InvecchiatIGP: Librandi - Val di Neto IGT "Gravello" 2008


di Luciano Pignataro

Ci sono vini didattici, nel senso che sono utili a capire la tendenza del momento in cui sono stati pensati e proposti al mercato. A distanza di tempo, l’aspetto più interessante oltre al profilo gustativo, è capire perché alcuni sono finiti su un binario morto e altri no. Soprattutto sul piano della comunicazione. Gli appassionati più anziani ricorderanno il Gravello, primo Tre Bicchieri in Calabria quando questo riconoscimento cambiava lo stoccaggio di una cantina. Un’era geologica fa, quando internet non era ancora diffuso, non esistevamo siti, blog e tantomeno social. Il riconoscimento del Gambero era il segnale preciso per ristoratori ed enotecari su cosa comprare subito. Dovremmo ricordare questi meccanismi quando oggi ci lamentiamo degli influencer, cambiano gli strumenti, la capacità di approfondimento, ma alla fine la velocità porta sempre e comunque all’ipse dixit. Parlo della grande massa ovviamente, non di tutti.


Ma torniamo al Gravello: fu pensato da Severino Garofano, l’enologo irpino naturalizzato pugliese che ha creato alcuni grandi vini che hanno fatto epoca in Puglia.
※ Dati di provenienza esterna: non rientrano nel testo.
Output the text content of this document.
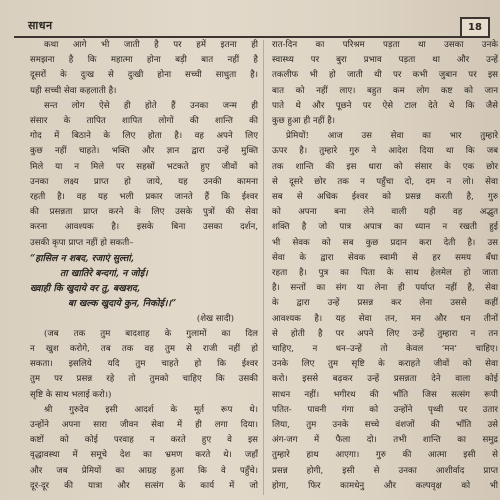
साधन	18
कथा आगे भी जाती है पर हमें इतना ही
समझना है कि महात्मा होना बड़ी बात नहीं है
दूसरों के दुःख से दुःखी होना सच्ची साधुता है।
यही सच्ची सेवा कहलाती है।
सन्त लोग ऐसे ही होते हैं उनका जन्म ही
संसार के तापित शापित लोगों की शान्ति की
गोद में बिठाने के लिए होता है। वह अपने लिए
कुछ नहीं चाहते। भक्ति और ज्ञान द्वारा उन्हें मुक्ति
मिले या न मिले पर सहस्रों भटकते हुए जीवों को
उनका लक्ष्य प्राप्त हो जाये, यह उनकी कामना
रहती है। वह यह भली प्रकार जानते हैं कि ईश्वर
की प्रसन्नता प्राप्त करने के लिए उसके पुत्रों की सेवा
करना आवश्यक है। इसके बिना उसका दर्शन,
उसकी कृपा प्राप्त नहीं हो सकती–
“हासिल न शबद, रजाएं सुल्तां,
ता खातिरे बन्दगां, न जोई।
ख्वाही कि खुदाये वर तु, बखशद,
बा खल्क खुदाये कुन, निकोई।।”
(शेख सादी)
(जब तक तुम बादशाह के गुलामों का दिल
न खुश करोगे, तब तक वह तुम से राजी नहीं हो
सकता। इसलिये यदि तुम चाहते हो कि ईश्वर
तुम पर प्रसन्न रहे तो तुमको चाहिए कि उसकी
सृष्टि के साथ भलाई करो।)
श्री गुरुदेव इसी आदर्श के मूर्त रूप थे।
उन्होंने अपना सारा जीवन सेवा में ही लगा दिया।
कष्टों को कोई परवाह न करते हुए वे इस
वृद्धावस्था में समूचे देश का भ्रमण करते थे। जहाँ
और जब प्रेमियों का आग्रह हुआ कि वे पहुँचे।
दूर-दूर की यात्रा और सत्संग के कार्य में जो
रात-दिन का परिश्रम पड़ता था उसका उनके
स्वास्थ्य पर बुरा प्रभाव पड़ता था और उन्हें
तकलीफ भी हो जाती थी पर कभी जुबान पर इस
बात को नहीं लाए। बहुत कम लोग कष्ट को जान
पाते थे और पूछने पर ऐसे टाल देते थे कि जैसे
कुछ हुआ ही नहीं है।
प्रेमियों! आज उस सेवा का भार तुम्हारे
ऊपर है। तुम्हारे गुरु ने आदेश दिया था कि जब
तक शान्ति की इस धारा को संसार के एक छोर
से दूसरे छोर तक न पहुँचा दो, दम न लो। सेवा
सब से अधिक ईश्वर को प्रसन्न करती है, गुरु
को अपना बना लेने वाली यही वह अद्भुत
शक्ति है जो पात्र अपात्र का ध्यान न रखती हुई
भी सेवक को सब कुछ प्रदान करा देती है। उस
सेवा के द्वारा सेवक स्वामी से हर समय बँधा
रहता है। पुत्र का पिता के साथ हेलमेल हो जाता
है। सन्तों का संग या लेना ही पर्याप्त नहीं है, सेवा
के द्वारा उन्हें प्रसन्न कर लेना उससे कहीं
आवश्यक है। यह सेवा तन, मन और धन तीनों
से होती है पर अपने लिए उन्हें तुम्हारा न तन
चाहिए, न धन–उन्हें तो केवल ‘मन’ चाहिए।
उनके लिए तुम सृष्टि के कराहते जीवों को सेवा
करो। इससे बढ़कर उन्हें प्रसन्नता देने वाला कोई
साधन नहीं। भगीरथ की भाँति जिस सत्संग रूपी
पतित- पावनी गंगा को उन्होंने पृथ्वी पर उतार
लिया, तुम उनके सच्चे वंशजों की भाँति उसे
अंग-जग में फैला दो। तभी शान्ति का समुद्र
तुम्हारे हाथ आएगा। गुरु की आत्मा इसी से
प्रसन्न होगी, इसी से उनका आशीर्वाद प्राप्त
होगा, फिर कामधेनु और कल्पवृक्ष को भी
Un vino che mette insieme il Gaglioppo e il Cabernet Sauvignon, prima annata 1988 di cui abbiamo avuto l’opportunità di parlare ormai sette anni fa proprio nella nostra rubrica quando eravamo giovani e forti.
Era una moda dell’epoca, unire il vitigno locale a quello internazionale. Le ragioni erano diverse, la prima partiva dalla conoscenza decisamente maggiore sul comportamento dei vari Cabernet, Merlot e Chardonnay. Il secondo ragionamento riguardava la leggibilità del vino sui mercati stranieri dell’epoca, ossia spiegare il proprio prodotto partendo dal vitigno internazionale. Questa moda partì dalla Toscana e fu adottata soprattutto dai produttori del Sud che allora si affacciavano sui mercati. L’idea alla base era che il vitigno caratterizzasse l’origine di un territorio tenuto conto della diversità ampelografica del nostro Paese che riflette l’anarchia italiana rispetto alla precisione cartesiana e commerciale dei francesi, sempre portati ad esempio ma mai seguiti nella realtà fattuale.


Severino insieme ai fratelli Antonio Nicodemo Librandi diedero un grande impulso in questa direzione, ricordiamo anche lo Chardonnay, stavolta in purezza, del Critone sul modello di quello di Tasca che, se aspettato, regala belle sensazioni negli anni. Le verticali di Gravello hanno dato sempre belle soddisfazioni, il vino ha tenuto nel corso degli anni anche se la sua esuberanza alcolica e la sua concentrazione, rimasta sostanzialmente immutata negli anni anche quando c’è statio il cambio di enologo in cantina, lo rendono decisamente age rispetto ai gusti degli ultimi anni che puntano a rossi più leggeri e bevibili.


Ma la tenuta di questo Gravello 2008, speso su un robusto piatto di agnello lucano passato al forno, non solo ci riporta a quell’epoca, ma ribadisce che ogni stile in realtà ha una sua ragion d’essere se si abbina al cibo. Al naso profumi fruttati con un corredo leggermente fumé, al palato questo rosso di 17 anni mantiene una grande energia, occupa il palato supportato da una bella freschezza facilitato dai tannini ben levigati. Il finale è lungo, preciso, pulito. Un vino integro e perfetto.